I like some of your thinking perfectionist.

I also agree that in big houses 15mm and worst due to old plumbing 3/4" hot water pipes are a big cost of water and heat (since the existing are normally unlagged).

in my house it is a certainty that my family run a hot tap in the bathroom to hand and face wash for insufficient time to get freshly hot water. I have solar heated hot water but it is wasted by a slug being drawn part way to the taps, never utilised, but left there to cool off over time. Total waste of energy.

Since one can't train women and children (at least the ones I have tried to train) to appreciate these values, and just use the cold tap, we have to think of a solution.

I have considered running 10mm lagged plastic.

Another idea I have, since our bathroom window is south facing, is to pass mains water through a window sized solar panel with sufficient capacity to fill a basin, and provide a 3rd tap, which the family would try to use first.

I also see that the energy saving of gshp is pointlessly lost in the described scenario, but I am not sure your solution is optimal either due to the high cost of the reheat at point of use.

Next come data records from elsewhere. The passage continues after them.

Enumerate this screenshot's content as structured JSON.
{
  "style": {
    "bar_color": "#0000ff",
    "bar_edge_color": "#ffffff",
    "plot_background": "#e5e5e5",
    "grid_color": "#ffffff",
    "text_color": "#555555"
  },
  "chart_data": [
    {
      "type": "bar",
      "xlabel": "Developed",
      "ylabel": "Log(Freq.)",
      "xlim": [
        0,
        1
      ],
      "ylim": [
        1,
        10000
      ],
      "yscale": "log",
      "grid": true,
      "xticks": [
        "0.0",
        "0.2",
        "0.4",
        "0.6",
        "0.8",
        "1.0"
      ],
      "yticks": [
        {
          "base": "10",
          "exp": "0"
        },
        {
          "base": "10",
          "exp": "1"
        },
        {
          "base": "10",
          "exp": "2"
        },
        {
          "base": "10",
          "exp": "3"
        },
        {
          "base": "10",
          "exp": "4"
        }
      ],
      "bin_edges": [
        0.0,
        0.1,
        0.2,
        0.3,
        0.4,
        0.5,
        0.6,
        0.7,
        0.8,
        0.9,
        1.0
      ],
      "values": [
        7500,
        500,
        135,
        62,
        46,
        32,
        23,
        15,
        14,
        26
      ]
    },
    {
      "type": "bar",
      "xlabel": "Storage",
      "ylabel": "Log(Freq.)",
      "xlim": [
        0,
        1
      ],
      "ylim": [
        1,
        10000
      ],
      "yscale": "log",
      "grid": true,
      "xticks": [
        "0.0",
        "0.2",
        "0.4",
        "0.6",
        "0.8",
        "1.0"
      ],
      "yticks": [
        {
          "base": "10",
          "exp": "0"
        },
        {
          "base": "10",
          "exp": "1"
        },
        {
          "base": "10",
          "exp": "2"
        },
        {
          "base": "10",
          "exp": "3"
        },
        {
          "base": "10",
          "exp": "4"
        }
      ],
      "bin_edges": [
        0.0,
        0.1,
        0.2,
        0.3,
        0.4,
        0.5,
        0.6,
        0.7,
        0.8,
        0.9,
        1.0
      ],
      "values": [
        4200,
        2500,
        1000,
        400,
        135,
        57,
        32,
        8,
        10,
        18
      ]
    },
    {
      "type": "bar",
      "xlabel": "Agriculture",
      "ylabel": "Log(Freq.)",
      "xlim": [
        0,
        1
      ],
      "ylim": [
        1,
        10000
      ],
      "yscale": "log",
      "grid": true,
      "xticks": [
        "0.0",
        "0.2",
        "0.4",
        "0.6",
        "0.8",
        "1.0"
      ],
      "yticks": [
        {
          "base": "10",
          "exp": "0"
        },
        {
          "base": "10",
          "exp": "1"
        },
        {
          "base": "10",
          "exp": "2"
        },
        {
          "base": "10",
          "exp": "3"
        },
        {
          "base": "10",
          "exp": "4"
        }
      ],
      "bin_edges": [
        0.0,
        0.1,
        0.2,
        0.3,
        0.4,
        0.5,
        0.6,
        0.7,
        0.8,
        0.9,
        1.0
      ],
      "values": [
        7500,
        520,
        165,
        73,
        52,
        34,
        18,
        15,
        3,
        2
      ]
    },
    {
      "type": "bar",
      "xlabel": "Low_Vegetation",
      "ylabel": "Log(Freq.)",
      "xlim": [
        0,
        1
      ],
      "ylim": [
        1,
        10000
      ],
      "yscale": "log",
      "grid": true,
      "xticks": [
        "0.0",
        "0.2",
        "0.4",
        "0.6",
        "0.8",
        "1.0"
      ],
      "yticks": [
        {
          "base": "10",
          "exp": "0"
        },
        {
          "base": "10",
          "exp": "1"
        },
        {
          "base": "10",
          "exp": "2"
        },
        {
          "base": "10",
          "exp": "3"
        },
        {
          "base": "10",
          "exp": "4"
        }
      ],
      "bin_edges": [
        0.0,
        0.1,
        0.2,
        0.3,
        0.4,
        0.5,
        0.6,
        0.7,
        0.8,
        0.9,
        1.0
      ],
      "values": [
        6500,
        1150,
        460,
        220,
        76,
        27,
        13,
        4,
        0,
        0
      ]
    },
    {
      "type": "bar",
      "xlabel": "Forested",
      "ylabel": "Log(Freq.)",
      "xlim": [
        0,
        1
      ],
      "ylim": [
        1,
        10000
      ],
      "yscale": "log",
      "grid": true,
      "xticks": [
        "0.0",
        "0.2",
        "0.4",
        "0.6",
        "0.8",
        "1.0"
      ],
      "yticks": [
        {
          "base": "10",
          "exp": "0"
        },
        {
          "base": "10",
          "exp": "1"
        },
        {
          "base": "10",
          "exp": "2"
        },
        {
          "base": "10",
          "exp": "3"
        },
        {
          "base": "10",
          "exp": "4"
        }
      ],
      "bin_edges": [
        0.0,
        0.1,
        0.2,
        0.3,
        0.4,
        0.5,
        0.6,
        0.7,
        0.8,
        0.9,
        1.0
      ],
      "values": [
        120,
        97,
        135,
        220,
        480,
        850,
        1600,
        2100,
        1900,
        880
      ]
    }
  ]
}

The kitchen sink is the only one which needs hotter than 40 degrees, so vanity and bathroom basins could be supplied from the gshp heated cylinder using lagged small bore pipes, kitchen sink intercepted with 15 litre 3kw multipoint or gas multipoint/combi directly beside the sink. I think other people have found that the cost of running a dhw return pump is beyond the water rates saving, so small bore pipes would be cheaper to run, even if it would appear a little wasteful of water the cost to the user is less than the cost of circulating.
 
Use a bronze with a timeclock and thermostat set to 40° set the timeclock to turn off at night and during the day if nobodies at home.
Do not use an undersink water heater as any energy savings gained from the heat pump will be wasted
 
I also see that the energy saving of gshp is pointlessly lost in the described scenario, but I am not sure your solution is optimal either due to the high cost of the reheat at point of use.

The instant electric heater only operates when the tap is on. It heats instantly then cuts out when the hot water is at the taps from the cylinder or combi down a suitably sized basin draw-off pipe. The electric heater is not running all day as a pump would. I know the pump cuts out when the loop is up to temperature, but the loop will cool pretty quickly, even if lagged, due to natural circulation loop up the tees to the taps on basins and sinks.

In existing homes the electric heater is effective and practical as there is little upset to the house in ripping up floors to get a loop in.

The kitchen sink is the only one which needs hotter than 40 degrees, so vanity and bathroom basins could be supplied from the gshp heated cylinder using lagged small bore pipes, kitchen sink intercepted with 15 litre 3kw multipoint or gas multipoint/combi directly beside the sink. I think other people have found that the cost of running a dhw return pump is beyond the water rates saving, so small bore pipes would be cheaper to run, even if it would appear a little wasteful of water the cost to the user is less than the cost of circulating.

People go by rule of thumb and do not think hard enough. You have seen that unlagged 15mm pipe for basins is overkill.

Do not get me wrong. A secondary circulation pumps is ideal in many situations. It is not the only way to stop the dead-leg cold slug and also save on water and energy bills.
 
Use a bronze with a timeclock and thermostat set to 40° set the timeclock to turn off at night and during the day if nobodies at home.
Do not use an undersink water heater as any energy savings gained from the heat pump will be wasted

I don't think you got my point, Paul Barker did.
 
Anyway I would say get a solar panel to supplement the gshp or take over from it on sunny day.